Trinity guarda anche al mercato cinese: soggiorni studio per gli studenti orientali

Trinity ViaggiStudio accelera sul processo di internazionalizzazione della propria offerta, avviando un progetto dedicato al mercato cinese per offrire opportunità di studio della lingua inglese a un numero sempre maggiore di studenti dell’ex Celeste impero. La recente partecipazione dell’operatore italiano a un roadshow in Cina, con tappe a Chengdu, Pechino e Shanghai, ha confermato il grande interesse e la crescente domanda di programmi educativi all’estero da parte delle famiglie locali.

“La Cina è un Paese dalle enormi potenzialità – spiega la ceo & founder di Trinity ViaggiStudio, Claudia Randazzo -: la popolazione mostra un forte desiderio di crescita e formazione, con un’attenzione particolare verso la lingua inglese e il fascino dello stile italiano. Tuttavia, ancora oggi, molti giovani non sono in grado di sostenere una conversazione base in inglese”.
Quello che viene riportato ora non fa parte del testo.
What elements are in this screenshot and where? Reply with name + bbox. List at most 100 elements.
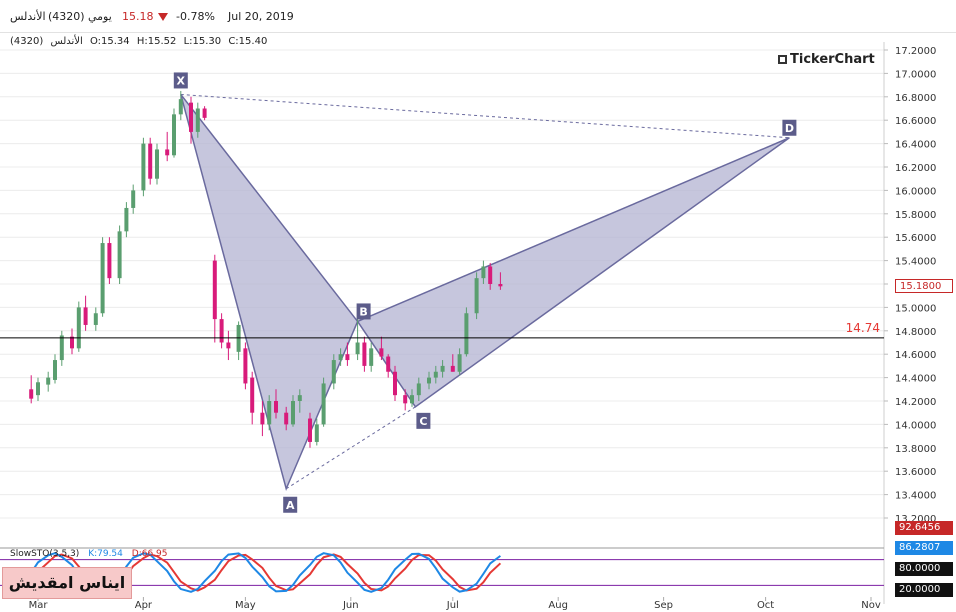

L’analisi del mercato ha evidenziato un divario significativo tra le famiglie benestanti, che investono in scuole internazionali e viaggi formativi per i propri figli, e la classe media emergente, che aspira a una crescita culturale e linguistica. Proprio quest’ultima rappresenta una fascia in forte espansione, con una domanda che va oltre la tradizionale vacanza studio: le famiglie ricercano esperienze più strutturate e complete.

Grazie all’acquisizione delle St. Andrews College Language Schools e attraverso Trinity International Education, sister company internazionale di Trinity ViaggiStudio, il to italiano è oggi in grado di rispondere a questa esigenza con un’ampia offerta di programmi di studio accessibili a un pubblico sempre più vasto.

Per facilitare l’accesso degli studenti cinesi ai college nel Regno Unito e negli Stati Uniti, Trinity ha quindi avviato una collaborazione con partner locali, sviluppando un progetto che consentirà loro di vivere esperienze di apprendimento in contesti internazionali, favorendo scambi culturali e relazioni globali. “Il made in Italy applicato al mondo dell’educazione è un concetto che affascina il mercato orientale“, conclude Claudia Randazzo.